The major problem with this approach is that deployments will be “monolithic”, in the sense that there can be no partial DAG deployments. Either all models succeed and are deployed, or none of them do. This can be annoying if a build fails for something trivial, like a single duplicate record in a non-critical data model. Maybe that model wasn’t even related to your changeset, but it still held up the whole deployment. To address this rigidness, the blue-green deployment model can be extended further to accommodate a more flexible deployment pattern.
Best of Both Worlds: Making Blue-Green Deployments “Robust” Blue-green data transformation deployments can be made more “robust” by supporting partial subgraph deployments. This refers to a scenario where a model or associated test fails, and its subgraph gets excluded from the set of models that get swapped (“deployed”) into the production database. All other unaffected models will still be deployed. This is a happy medium between the “naive” approach and the “all or nothing” approach. This can be achieved by “rolling back” affected models in the cloned database before swapping.
Using the same example as in the naive deployment section, suppose a uniqueness test fails on a model. Assuming the “skip models downstream of failures” mechanism is in place, we already know those are safe to swap into production (there will be no change).
For the upstream models, it gets a little tricky. If a test fails on a model, we don’t necessarily know if the issue was introduced directly in that model, or somewhere else upstream. Maybe a uniqueness test is failing because a bad many-to-many join was introduced, causing a record fanout. Or maybe duplicates were just added in the source data.

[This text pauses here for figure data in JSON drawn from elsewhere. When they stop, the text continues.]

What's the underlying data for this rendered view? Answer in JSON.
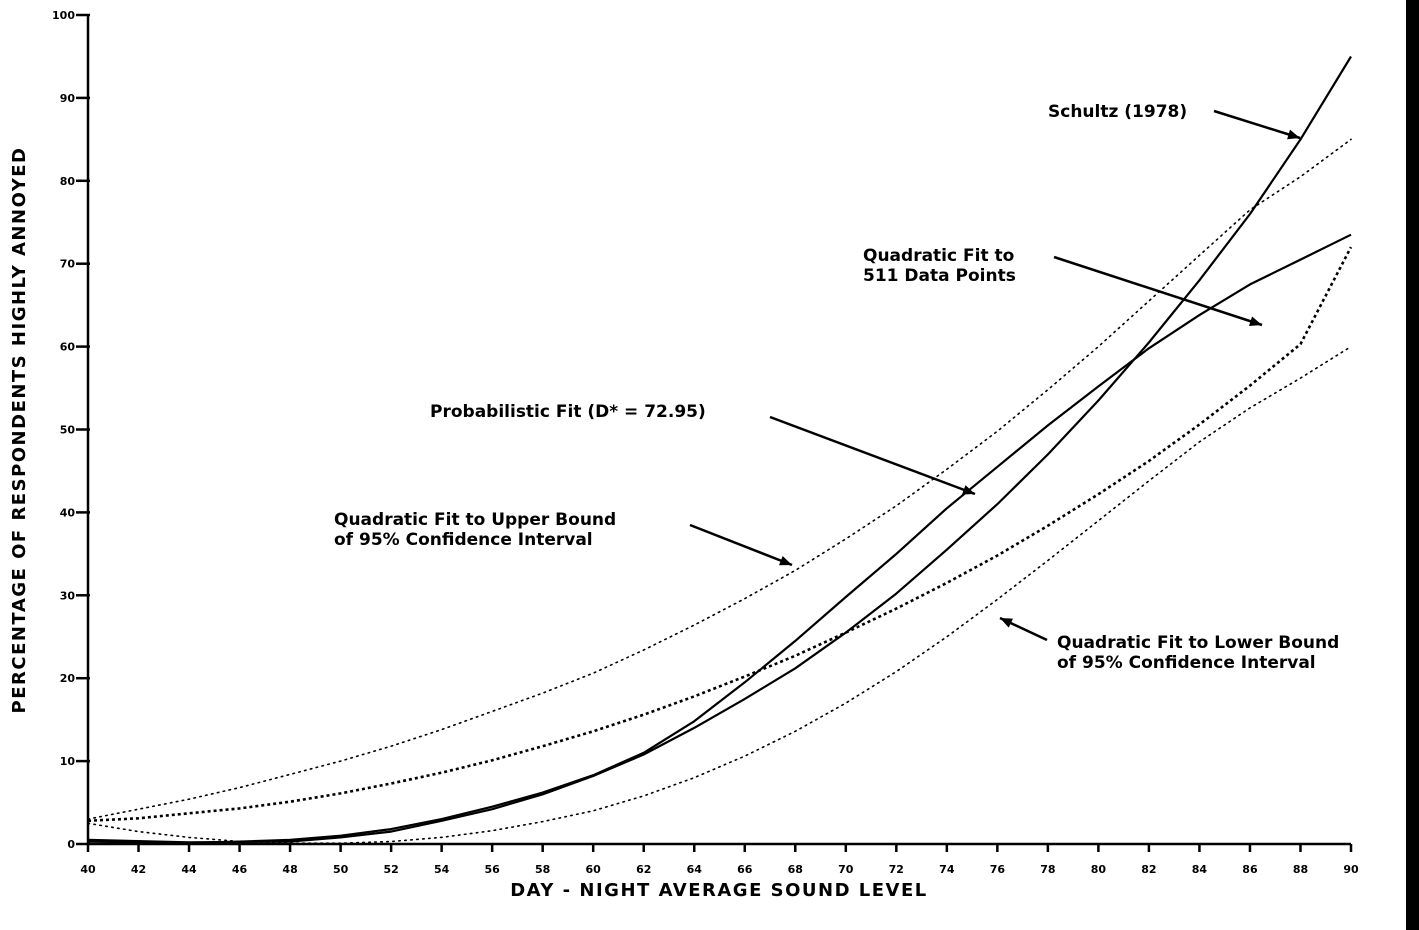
{
  "chart_data": {
    "type": "line",
    "title": "",
    "xlabel": "DAY - NIGHT AVERAGE SOUND LEVEL",
    "ylabel": "PERCENTAGE OF RESPONDENTS HIGHLY ANNOYED",
    "xlim": [
      40,
      90
    ],
    "ylim": [
      0,
      100
    ],
    "x_ticks": [
      "40",
      "42",
      "44",
      "46",
      "48",
      "50",
      "52",
      "54",
      "56",
      "58",
      "60",
      "62",
      "64",
      "66",
      "68",
      "70",
      "72",
      "74",
      "76",
      "78",
      "80",
      "82",
      "84",
      "86",
      "88",
      "90"
    ],
    "y_ticks": [
      "0",
      "10",
      "20",
      "30",
      "40",
      "50",
      "60",
      "70",
      "80",
      "90",
      "100"
    ],
    "grid": false,
    "legend": "none",
    "series": [
      {
        "name": "Schultz (1978)",
        "style": "solid",
        "x": [
          40,
          44,
          48,
          50,
          52,
          54,
          56,
          58,
          60,
          62,
          64,
          66,
          68,
          70,
          72,
          74,
          76,
          78,
          80,
          82,
          84,
          86,
          88,
          90
        ],
        "y": [
          0.5,
          0.2,
          0.3,
          0.8,
          1.5,
          2.8,
          4.2,
          6.0,
          8.2,
          10.8,
          14.0,
          17.5,
          21.2,
          25.5,
          30.2,
          35.5,
          41.0,
          47.0,
          53.5,
          60.5,
          68.0,
          76.0,
          85.0,
          95.0
        ]
      },
      {
        "name": "Quadratic Fit to 511 Data Points",
        "style": "dashed",
        "x": [
          40,
          42,
          44,
          46,
          48,
          50,
          52,
          54,
          56,
          58,
          60,
          62,
          64,
          66,
          68,
          70,
          72,
          74,
          76,
          78,
          80,
          82,
          84,
          86,
          88,
          90
        ],
        "y": [
          2.8,
          3.1,
          3.7,
          4.3,
          5.1,
          6.1,
          7.3,
          8.6,
          10.1,
          11.8,
          13.6,
          15.6,
          17.8,
          20.2,
          22.7,
          25.5,
          28.4,
          31.5,
          34.8,
          38.4,
          42.2,
          46.2,
          50.6,
          55.3,
          60.3,
          72.0
        ]
      },
      {
        "name": "Probabilistic Fit (D* = 72.95)",
        "style": "solid",
        "x": [
          40,
          44,
          48,
          50,
          52,
          54,
          56,
          58,
          60,
          62,
          64,
          66,
          68,
          70,
          72,
          74,
          76,
          78,
          80,
          82,
          84,
          86,
          88,
          90
        ],
        "y": [
          0.3,
          0.1,
          0.5,
          1.0,
          1.8,
          3.0,
          4.5,
          6.2,
          8.3,
          11.0,
          14.8,
          19.5,
          24.5,
          29.8,
          35.0,
          40.5,
          45.5,
          50.5,
          55.2,
          59.8,
          63.8,
          67.5,
          70.5,
          73.5
        ]
      },
      {
        "name": "Quadratic Fit to Upper Bound of 95% Confidence Interval",
        "style": "dotted",
        "x": [
          40,
          42,
          44,
          46,
          48,
          50,
          52,
          54,
          56,
          58,
          60,
          62,
          64,
          66,
          68,
          70,
          72,
          74,
          76,
          78,
          80,
          82,
          84,
          86,
          88,
          90
        ],
        "y": [
          3.0,
          4.2,
          5.4,
          6.8,
          8.4,
          10.0,
          11.8,
          13.8,
          16.0,
          18.2,
          20.6,
          23.4,
          26.4,
          29.6,
          33.0,
          36.8,
          40.8,
          45.2,
          49.8,
          54.8,
          60.0,
          65.5,
          71.0,
          76.5,
          80.5,
          85.0
        ]
      },
      {
        "name": "Quadratic Fit to Lower Bound of 95% Confidence Interval",
        "style": "dotted",
        "x": [
          40,
          42,
          44,
          46,
          48,
          50,
          52,
          54,
          56,
          58,
          60,
          62,
          64,
          66,
          68,
          70,
          72,
          74,
          76,
          78,
          80,
          82,
          84,
          86,
          88,
          90
        ],
        "y": [
          2.5,
          1.5,
          0.8,
          0.3,
          0.1,
          0.1,
          0.3,
          0.8,
          1.6,
          2.7,
          4.0,
          5.8,
          8.0,
          10.6,
          13.6,
          17.0,
          20.8,
          25.0,
          29.5,
          34.2,
          39.0,
          43.8,
          48.5,
          52.6,
          56.2,
          60.0
        ]
      }
    ],
    "annotations": [
      {
        "lines": [
          "Schultz (1978)"
        ]
      },
      {
        "lines": [
          "Quadratic Fit to",
          "511 Data Points"
        ]
      },
      {
        "lines": [
          "Probabilistic Fit (D* = 72.95)"
        ]
      },
      {
        "lines": [
          "Quadratic Fit to Upper Bound",
          "of 95% Confidence Interval"
        ]
      },
      {
        "lines": [
          "Quadratic Fit to Lower Bound",
          "of 95% Confidence Interval"
        ]
      }
    ]
  }
}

Since the true source of the failure usually isn’t immediately clear, the safest approach is to just rollback the entire upstream subgraph, as well as their children. This guarantees that no bad data gets deployed to production (at least, nothing we are testing for). If all tests were placed optimally 100% of the time, we wouldn’t have to take this conservative rollback approach, but that is a big if.

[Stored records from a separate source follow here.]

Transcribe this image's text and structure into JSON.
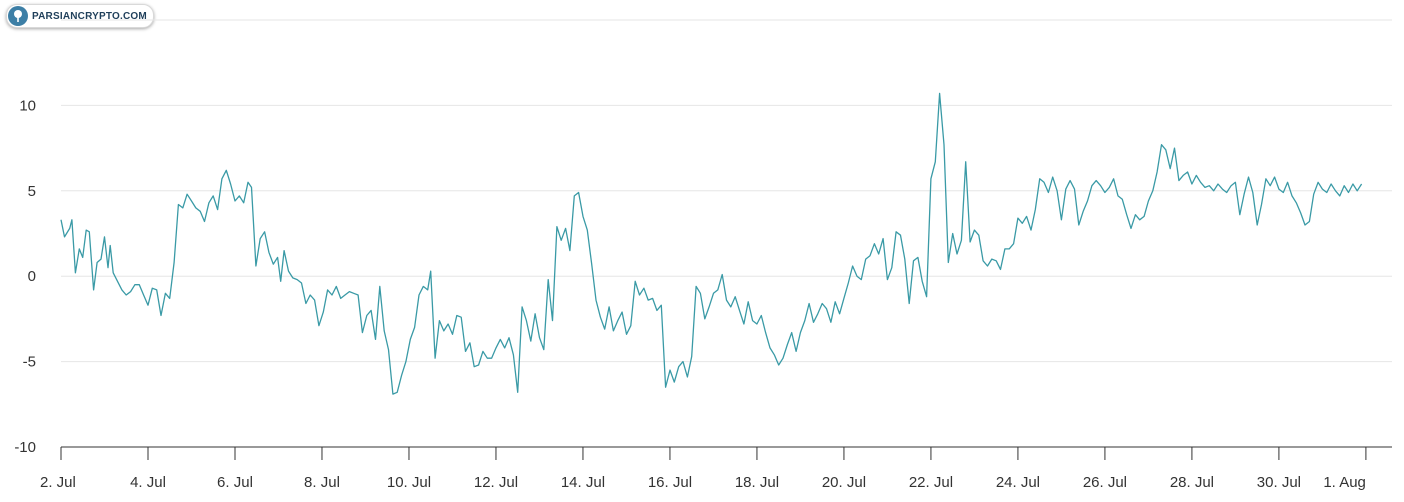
{
  "logo": {
    "text": "PARSIANCRYPTO.COM",
    "icon": "tree-icon"
  },
  "chart_data": {
    "type": "line",
    "title": "",
    "xlabel": "",
    "ylabel": "",
    "ylim": [
      -10,
      15
    ],
    "xlim": [
      0,
      30.6
    ],
    "x_start_label": "2. Jul",
    "y_ticks": [
      -10,
      -5,
      0,
      5,
      10
    ],
    "x_tick_positions": [
      0,
      2,
      4,
      6,
      8,
      10,
      12,
      14,
      16,
      18,
      20,
      22,
      24,
      26,
      28,
      30
    ],
    "x_tick_labels": [
      "2. Jul",
      "4. Jul",
      "6. Jul",
      "8. Jul",
      "10. Jul",
      "12. Jul",
      "14. Jul",
      "16. Jul",
      "18. Jul",
      "20. Jul",
      "22. Jul",
      "24. Jul",
      "26. Jul",
      "28. Jul",
      "30. Jul",
      "1. Aug"
    ],
    "grid": true,
    "legend": "none",
    "colors": {
      "line": "#3a9aa6",
      "grid": "#e6e6e6",
      "axis": "#333333"
    },
    "series": [
      {
        "values": [
          [
            0.0,
            3.3
          ],
          [
            0.08,
            2.3
          ],
          [
            0.2,
            2.8
          ],
          [
            0.25,
            3.3
          ],
          [
            0.33,
            0.2
          ],
          [
            0.42,
            1.6
          ],
          [
            0.5,
            1.1
          ],
          [
            0.58,
            2.7
          ],
          [
            0.65,
            2.6
          ],
          [
            0.75,
            -0.8
          ],
          [
            0.83,
            0.8
          ],
          [
            0.92,
            1.0
          ],
          [
            1.0,
            2.3
          ],
          [
            1.08,
            0.5
          ],
          [
            1.13,
            1.8
          ],
          [
            1.2,
            0.2
          ],
          [
            1.3,
            -0.3
          ],
          [
            1.4,
            -0.8
          ],
          [
            1.5,
            -1.1
          ],
          [
            1.6,
            -0.9
          ],
          [
            1.7,
            -0.5
          ],
          [
            1.8,
            -0.5
          ],
          [
            1.9,
            -1.1
          ],
          [
            2.0,
            -1.7
          ],
          [
            2.1,
            -0.7
          ],
          [
            2.2,
            -0.8
          ],
          [
            2.3,
            -2.3
          ],
          [
            2.4,
            -1.0
          ],
          [
            2.5,
            -1.3
          ],
          [
            2.6,
            0.8
          ],
          [
            2.7,
            4.2
          ],
          [
            2.8,
            4.0
          ],
          [
            2.9,
            4.8
          ],
          [
            3.0,
            4.4
          ],
          [
            3.1,
            4.0
          ],
          [
            3.2,
            3.8
          ],
          [
            3.3,
            3.2
          ],
          [
            3.4,
            4.3
          ],
          [
            3.5,
            4.7
          ],
          [
            3.6,
            3.9
          ],
          [
            3.7,
            5.7
          ],
          [
            3.8,
            6.2
          ],
          [
            3.9,
            5.4
          ],
          [
            4.0,
            4.4
          ],
          [
            4.1,
            4.7
          ],
          [
            4.2,
            4.3
          ],
          [
            4.3,
            5.5
          ],
          [
            4.38,
            5.2
          ],
          [
            4.48,
            0.6
          ],
          [
            4.58,
            2.2
          ],
          [
            4.68,
            2.6
          ],
          [
            4.78,
            1.4
          ],
          [
            4.88,
            0.7
          ],
          [
            4.98,
            1.1
          ],
          [
            5.05,
            -0.3
          ],
          [
            5.13,
            1.5
          ],
          [
            5.23,
            0.3
          ],
          [
            5.33,
            -0.1
          ],
          [
            5.43,
            -0.2
          ],
          [
            5.53,
            -0.4
          ],
          [
            5.63,
            -1.6
          ],
          [
            5.73,
            -1.1
          ],
          [
            5.83,
            -1.4
          ],
          [
            5.93,
            -2.9
          ],
          [
            6.03,
            -2.1
          ],
          [
            6.13,
            -0.8
          ],
          [
            6.23,
            -1.1
          ],
          [
            6.33,
            -0.6
          ],
          [
            6.43,
            -1.3
          ],
          [
            6.53,
            -1.1
          ],
          [
            6.63,
            -0.9
          ],
          [
            6.73,
            -1.0
          ],
          [
            6.83,
            -1.1
          ],
          [
            6.93,
            -3.3
          ],
          [
            7.03,
            -2.3
          ],
          [
            7.13,
            -2.0
          ],
          [
            7.23,
            -3.7
          ],
          [
            7.33,
            -0.6
          ],
          [
            7.43,
            -3.2
          ],
          [
            7.53,
            -4.3
          ],
          [
            7.63,
            -6.9
          ],
          [
            7.73,
            -6.8
          ],
          [
            7.83,
            -5.8
          ],
          [
            7.93,
            -5.0
          ],
          [
            8.03,
            -3.7
          ],
          [
            8.13,
            -3.0
          ],
          [
            8.23,
            -1.1
          ],
          [
            8.33,
            -0.6
          ],
          [
            8.43,
            -0.8
          ],
          [
            8.5,
            0.3
          ],
          [
            8.6,
            -4.8
          ],
          [
            8.7,
            -2.6
          ],
          [
            8.8,
            -3.2
          ],
          [
            8.9,
            -2.8
          ],
          [
            9.0,
            -3.4
          ],
          [
            9.1,
            -2.3
          ],
          [
            9.2,
            -2.4
          ],
          [
            9.3,
            -4.4
          ],
          [
            9.4,
            -3.9
          ],
          [
            9.5,
            -5.3
          ],
          [
            9.6,
            -5.2
          ],
          [
            9.7,
            -4.4
          ],
          [
            9.8,
            -4.8
          ],
          [
            9.9,
            -4.8
          ],
          [
            10.0,
            -4.2
          ],
          [
            10.1,
            -3.7
          ],
          [
            10.2,
            -4.2
          ],
          [
            10.3,
            -3.6
          ],
          [
            10.4,
            -4.6
          ],
          [
            10.5,
            -6.8
          ],
          [
            10.6,
            -1.8
          ],
          [
            10.7,
            -2.6
          ],
          [
            10.8,
            -3.8
          ],
          [
            10.9,
            -2.2
          ],
          [
            11.0,
            -3.6
          ],
          [
            11.1,
            -4.3
          ],
          [
            11.2,
            -0.2
          ],
          [
            11.3,
            -2.6
          ],
          [
            11.4,
            2.9
          ],
          [
            11.5,
            2.1
          ],
          [
            11.6,
            2.8
          ],
          [
            11.7,
            1.5
          ],
          [
            11.8,
            4.7
          ],
          [
            11.9,
            4.9
          ],
          [
            12.0,
            3.5
          ],
          [
            12.1,
            2.7
          ],
          [
            12.2,
            0.7
          ],
          [
            12.3,
            -1.4
          ],
          [
            12.4,
            -2.4
          ],
          [
            12.5,
            -3.1
          ],
          [
            12.6,
            -1.8
          ],
          [
            12.7,
            -3.2
          ],
          [
            12.8,
            -2.6
          ],
          [
            12.9,
            -2.1
          ],
          [
            13.0,
            -3.4
          ],
          [
            13.1,
            -2.9
          ],
          [
            13.2,
            -0.3
          ],
          [
            13.3,
            -1.1
          ],
          [
            13.4,
            -0.7
          ],
          [
            13.5,
            -1.4
          ],
          [
            13.6,
            -1.3
          ],
          [
            13.7,
            -2.0
          ],
          [
            13.8,
            -1.7
          ],
          [
            13.9,
            -6.5
          ],
          [
            14.0,
            -5.5
          ],
          [
            14.1,
            -6.2
          ],
          [
            14.2,
            -5.3
          ],
          [
            14.3,
            -5.0
          ],
          [
            14.4,
            -5.9
          ],
          [
            14.5,
            -4.7
          ],
          [
            14.6,
            -0.6
          ],
          [
            14.7,
            -1.0
          ],
          [
            14.8,
            -2.5
          ],
          [
            14.9,
            -1.8
          ],
          [
            15.0,
            -1.0
          ],
          [
            15.1,
            -0.8
          ],
          [
            15.2,
            0.1
          ],
          [
            15.3,
            -1.4
          ],
          [
            15.4,
            -1.8
          ],
          [
            15.5,
            -1.2
          ],
          [
            15.6,
            -2.0
          ],
          [
            15.7,
            -2.8
          ],
          [
            15.8,
            -1.5
          ],
          [
            15.9,
            -2.6
          ],
          [
            16.0,
            -2.8
          ],
          [
            16.1,
            -2.3
          ],
          [
            16.2,
            -3.3
          ],
          [
            16.3,
            -4.2
          ],
          [
            16.4,
            -4.6
          ],
          [
            16.5,
            -5.2
          ],
          [
            16.6,
            -4.8
          ],
          [
            16.7,
            -4.0
          ],
          [
            16.8,
            -3.3
          ],
          [
            16.9,
            -4.4
          ],
          [
            17.0,
            -3.3
          ],
          [
            17.1,
            -2.6
          ],
          [
            17.2,
            -1.6
          ],
          [
            17.3,
            -2.7
          ],
          [
            17.4,
            -2.2
          ],
          [
            17.5,
            -1.6
          ],
          [
            17.6,
            -1.9
          ],
          [
            17.7,
            -2.7
          ],
          [
            17.8,
            -1.5
          ],
          [
            17.9,
            -2.2
          ],
          [
            18.0,
            -1.3
          ],
          [
            18.1,
            -0.4
          ],
          [
            18.2,
            0.6
          ],
          [
            18.3,
            0.0
          ],
          [
            18.4,
            -0.2
          ],
          [
            18.5,
            1.0
          ],
          [
            18.6,
            1.2
          ],
          [
            18.7,
            1.9
          ],
          [
            18.8,
            1.3
          ],
          [
            18.9,
            2.2
          ],
          [
            19.0,
            -0.2
          ],
          [
            19.1,
            0.5
          ],
          [
            19.2,
            2.6
          ],
          [
            19.3,
            2.4
          ],
          [
            19.4,
            1.0
          ],
          [
            19.5,
            -1.6
          ],
          [
            19.6,
            0.9
          ],
          [
            19.7,
            1.1
          ],
          [
            19.8,
            -0.3
          ],
          [
            19.9,
            -1.2
          ],
          [
            20.0,
            5.7
          ],
          [
            20.1,
            6.7
          ],
          [
            20.2,
            10.7
          ],
          [
            20.3,
            7.7
          ],
          [
            20.4,
            0.8
          ],
          [
            20.5,
            2.5
          ],
          [
            20.6,
            1.3
          ],
          [
            20.7,
            2.1
          ],
          [
            20.8,
            6.7
          ],
          [
            20.9,
            2.0
          ],
          [
            21.0,
            2.7
          ],
          [
            21.1,
            2.4
          ],
          [
            21.2,
            0.9
          ],
          [
            21.3,
            0.6
          ],
          [
            21.4,
            1.0
          ],
          [
            21.5,
            0.9
          ],
          [
            21.6,
            0.4
          ],
          [
            21.7,
            1.6
          ],
          [
            21.8,
            1.6
          ],
          [
            21.9,
            1.9
          ],
          [
            22.0,
            3.4
          ],
          [
            22.1,
            3.1
          ],
          [
            22.2,
            3.5
          ],
          [
            22.3,
            2.7
          ],
          [
            22.4,
            3.9
          ],
          [
            22.5,
            5.7
          ],
          [
            22.6,
            5.5
          ],
          [
            22.7,
            4.9
          ],
          [
            22.8,
            5.8
          ],
          [
            22.9,
            5.0
          ],
          [
            23.0,
            3.3
          ],
          [
            23.1,
            5.1
          ],
          [
            23.2,
            5.6
          ],
          [
            23.3,
            5.1
          ],
          [
            23.4,
            3.0
          ],
          [
            23.5,
            3.8
          ],
          [
            23.6,
            4.4
          ],
          [
            23.7,
            5.3
          ],
          [
            23.8,
            5.6
          ],
          [
            23.9,
            5.3
          ],
          [
            24.0,
            4.9
          ],
          [
            24.1,
            5.2
          ],
          [
            24.2,
            5.7
          ],
          [
            24.3,
            4.7
          ],
          [
            24.4,
            4.5
          ],
          [
            24.5,
            3.6
          ],
          [
            24.6,
            2.8
          ],
          [
            24.7,
            3.6
          ],
          [
            24.8,
            3.3
          ],
          [
            24.9,
            3.5
          ],
          [
            25.0,
            4.4
          ],
          [
            25.1,
            5.0
          ],
          [
            25.2,
            6.1
          ],
          [
            25.3,
            7.7
          ],
          [
            25.4,
            7.4
          ],
          [
            25.5,
            6.3
          ],
          [
            25.6,
            7.5
          ],
          [
            25.7,
            5.6
          ],
          [
            25.8,
            5.9
          ],
          [
            25.9,
            6.1
          ],
          [
            26.0,
            5.4
          ],
          [
            26.1,
            5.9
          ],
          [
            26.2,
            5.5
          ],
          [
            26.3,
            5.2
          ],
          [
            26.4,
            5.3
          ],
          [
            26.5,
            5.0
          ],
          [
            26.6,
            5.4
          ],
          [
            26.7,
            5.1
          ],
          [
            26.8,
            4.9
          ],
          [
            26.9,
            5.3
          ],
          [
            27.0,
            5.5
          ],
          [
            27.1,
            3.6
          ],
          [
            27.2,
            4.8
          ],
          [
            27.3,
            5.8
          ],
          [
            27.4,
            4.9
          ],
          [
            27.5,
            3.0
          ],
          [
            27.6,
            4.2
          ],
          [
            27.7,
            5.7
          ],
          [
            27.8,
            5.3
          ],
          [
            27.9,
            5.8
          ],
          [
            28.0,
            5.1
          ],
          [
            28.1,
            4.9
          ],
          [
            28.2,
            5.5
          ],
          [
            28.3,
            4.7
          ],
          [
            28.4,
            4.3
          ],
          [
            28.5,
            3.7
          ],
          [
            28.6,
            3.0
          ],
          [
            28.7,
            3.2
          ],
          [
            28.8,
            4.8
          ],
          [
            28.9,
            5.5
          ],
          [
            29.0,
            5.1
          ],
          [
            29.1,
            4.9
          ],
          [
            29.2,
            5.4
          ],
          [
            29.3,
            5.0
          ],
          [
            29.4,
            4.7
          ],
          [
            29.5,
            5.3
          ],
          [
            29.6,
            4.9
          ],
          [
            29.7,
            5.4
          ],
          [
            29.8,
            5.0
          ],
          [
            29.9,
            5.4
          ]
        ]
      }
    ]
  }
}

Before rolling back any models, we must first identify the affected subgraph for a given node invocation failure. This can be challenging and the implementation depends largely on your data transformation framework. Frameworks like dbt can help us out a lot here. For those of you using something else, I’ll leave this as something for you to figure out. For dbt users, here is a practical way to identify the affected subgraph.
For dbt Users: Identifying Affected Subgraphs for Node Failures We can use dbt’s “result” node selector method to do this. For example, to find all nodes which either failed to build, or were associated with a failing test, we can run dbt ls --select “result:error” "1+result:fail" --state path/to/artifacts . This node selector can be extended further using graph operators to get the upstream parents of these nodes, and their children.
Once we have a list of affected models, there are a variety of methods to actually achieve the rollbacks. Here are two potential options:
Loop through every affected model and overwrite it with a clone from the existing production database. This clone will contain the model “as it was” before it was successfully built with potentially bad data from the latest failed data transformation job Re-clone and run the data transformation job again, but this time exclude the affected models I prefer approach #1, because we don’t need to re-clone and re-run any models that already succeeded, thus saving on compute costs. However this approach does come with some more complexity in your CI pipeline and orchestration DAG.
Conclusion Data transformation pipelines can be a moving sea of change and complexity. Between DAGs that look like spaghetti, off-schedule source data refreshes, and unexpected data quality issues, it can be easy to get lost. Hopefully this post provides some guiding principles for how to navigate it all, and ensure change is smooth and seamless for your users.